The Court had that opportunity in Ariosa but it denied Sequenom's cert. petition. Now the Court has the opportunity again. Genetic Technologies has filed for certiorari. The Court should take up the case for the reasons I've articulated in these posts.
More specifically, the Court can address two issues. First, the Court can articulate a more complete and "patently" useful definition of a law of nature. In the past, the Court has expressed a particular distaste for bright line rules in the patent law, preferring instead flexible standards. Consider the Court's rejection of the "machine-or-transformation" test in Bilski, and the rejection of the "teaching-suggestion-motivation" test in KSR. However, the Court's current definition is such a bright-line rule, by making any natural relationship a de jure law of nature. A revised definition need not be perfect, only more in concert with current scientific theory and practice.

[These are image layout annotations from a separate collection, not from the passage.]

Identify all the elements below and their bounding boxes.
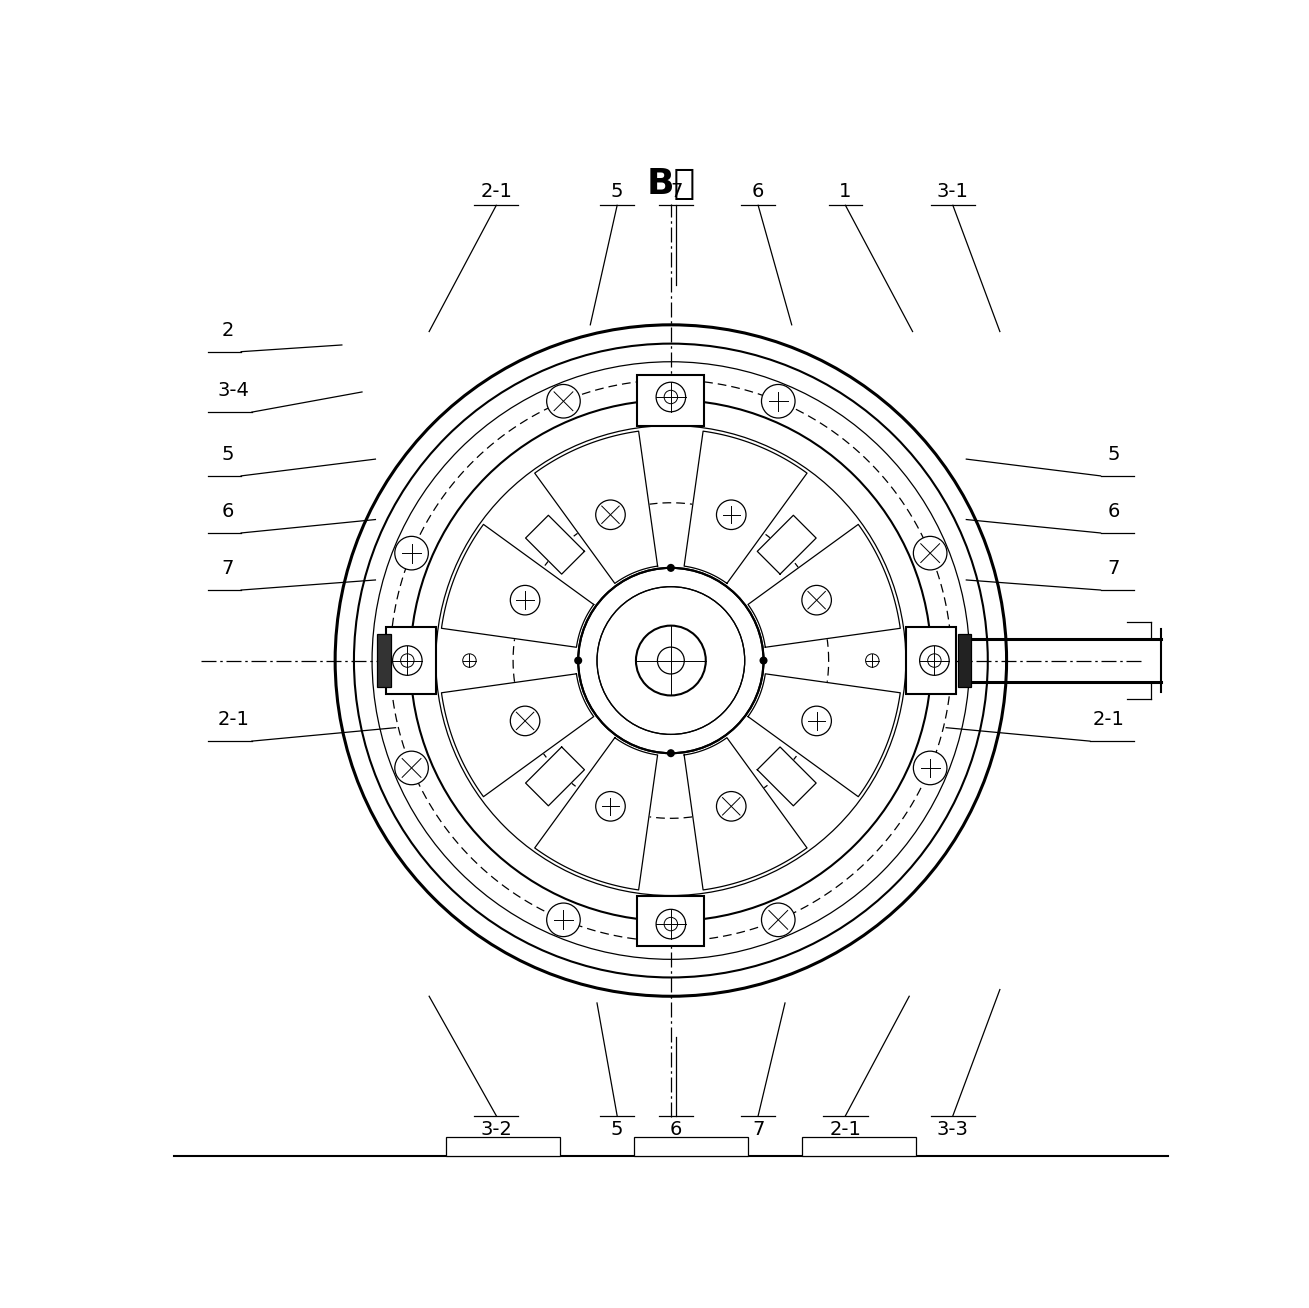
Circle shape [716, 791, 746, 821]
Circle shape [762, 385, 795, 419]
Bar [386, 627, 436, 695]
Polygon shape [534, 432, 657, 583]
Text: 7: 7 [670, 182, 682, 200]
Circle shape [914, 536, 946, 570]
Text: 2-1: 2-1 [480, 182, 512, 200]
Circle shape [656, 909, 686, 939]
Polygon shape [526, 515, 584, 574]
Polygon shape [758, 747, 816, 806]
Circle shape [547, 385, 580, 419]
Polygon shape [758, 515, 816, 574]
Circle shape [666, 564, 675, 572]
Polygon shape [436, 425, 906, 896]
Circle shape [511, 586, 539, 615]
Text: 6: 6 [751, 182, 764, 200]
Circle shape [865, 654, 880, 667]
Text: 5: 5 [611, 1121, 623, 1139]
Circle shape [802, 586, 831, 615]
Bar [958, 633, 971, 688]
Text: 3-1: 3-1 [937, 182, 969, 200]
Circle shape [401, 654, 414, 667]
Circle shape [914, 751, 946, 785]
Circle shape [928, 654, 941, 667]
Circle shape [666, 749, 675, 757]
Bar [906, 627, 956, 695]
Circle shape [596, 791, 626, 821]
Text: 5: 5 [1107, 445, 1121, 464]
Text: 3-2: 3-2 [480, 1121, 512, 1139]
Text: B向: B向 [647, 167, 695, 201]
Circle shape [462, 654, 476, 667]
Text: 7: 7 [1107, 559, 1121, 578]
Text: 5: 5 [221, 445, 234, 464]
Polygon shape [534, 738, 657, 889]
Polygon shape [747, 525, 901, 647]
Circle shape [802, 706, 831, 735]
Polygon shape [436, 425, 906, 896]
Circle shape [664, 917, 678, 931]
Circle shape [762, 903, 795, 937]
Polygon shape [685, 432, 808, 583]
Bar [634, 1137, 747, 1156]
Text: 2: 2 [221, 320, 234, 340]
Text: 6: 6 [221, 502, 234, 521]
Circle shape [393, 646, 421, 675]
Text: 5: 5 [611, 182, 623, 200]
Polygon shape [526, 747, 584, 806]
Bar [446, 1137, 560, 1156]
Circle shape [759, 657, 767, 664]
Circle shape [664, 390, 678, 404]
Circle shape [395, 536, 428, 570]
Text: 7: 7 [751, 1121, 764, 1139]
Circle shape [547, 903, 580, 937]
Circle shape [656, 382, 686, 412]
Bar [637, 375, 704, 425]
Text: 2-1: 2-1 [1093, 710, 1124, 729]
Text: 2-1: 2-1 [830, 1121, 861, 1139]
Circle shape [596, 500, 626, 530]
Text: 6: 6 [1107, 502, 1121, 521]
Circle shape [511, 706, 539, 735]
Circle shape [716, 500, 746, 530]
Polygon shape [441, 674, 594, 797]
Text: 1: 1 [839, 182, 852, 200]
Circle shape [920, 646, 949, 675]
Bar [802, 1137, 916, 1156]
Text: 7: 7 [221, 559, 234, 578]
Text: 3-3: 3-3 [937, 1121, 969, 1139]
Polygon shape [441, 525, 594, 647]
Polygon shape [685, 738, 808, 889]
Text: 2-1: 2-1 [217, 710, 249, 729]
Bar [637, 896, 704, 946]
Circle shape [575, 657, 583, 664]
Circle shape [395, 751, 428, 785]
Polygon shape [747, 674, 901, 797]
Text: 3-4: 3-4 [217, 381, 249, 400]
Bar [377, 633, 391, 688]
Text: 6: 6 [670, 1121, 682, 1139]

If the Court is concerned that providing a revised definition would be too difficult and still "rule" like, then there is an easily achievable target. The Court can simply clarify the methodology for evaluating alleged laws of nature, by following their own example in Daubert. By focusing on this issue, the Court can give the district courts a flexible methodology that is consistent with how the courts handle all other types of scientific evidence. As Judge Hughes noted in his dissent in SCA Hygiene Prods. Aktiebolag v. First Quality Baby Prods., LLC., "the Supreme Court has made abundantly clear that there must be a particular justification in the statute before this court may announce special rules for patent cases that depart from the rules for other areas of civil litigation. See, e.g., Teva Pharm. USA, Inc. v. Sandoz, Inc., (2015); Octane Fitness, LLC v. ICON Health & Fitness, Inc., (2014); eBay Inc. v. MercExchange, LLC, (2006)." In that case, arguments that claims recite "laws of nature" should be subject to the same evidentiary requirements as in other areas of civil litigation. This would be a simple and clear outcome and would make the judicial approach to the patent law consistent with other domains.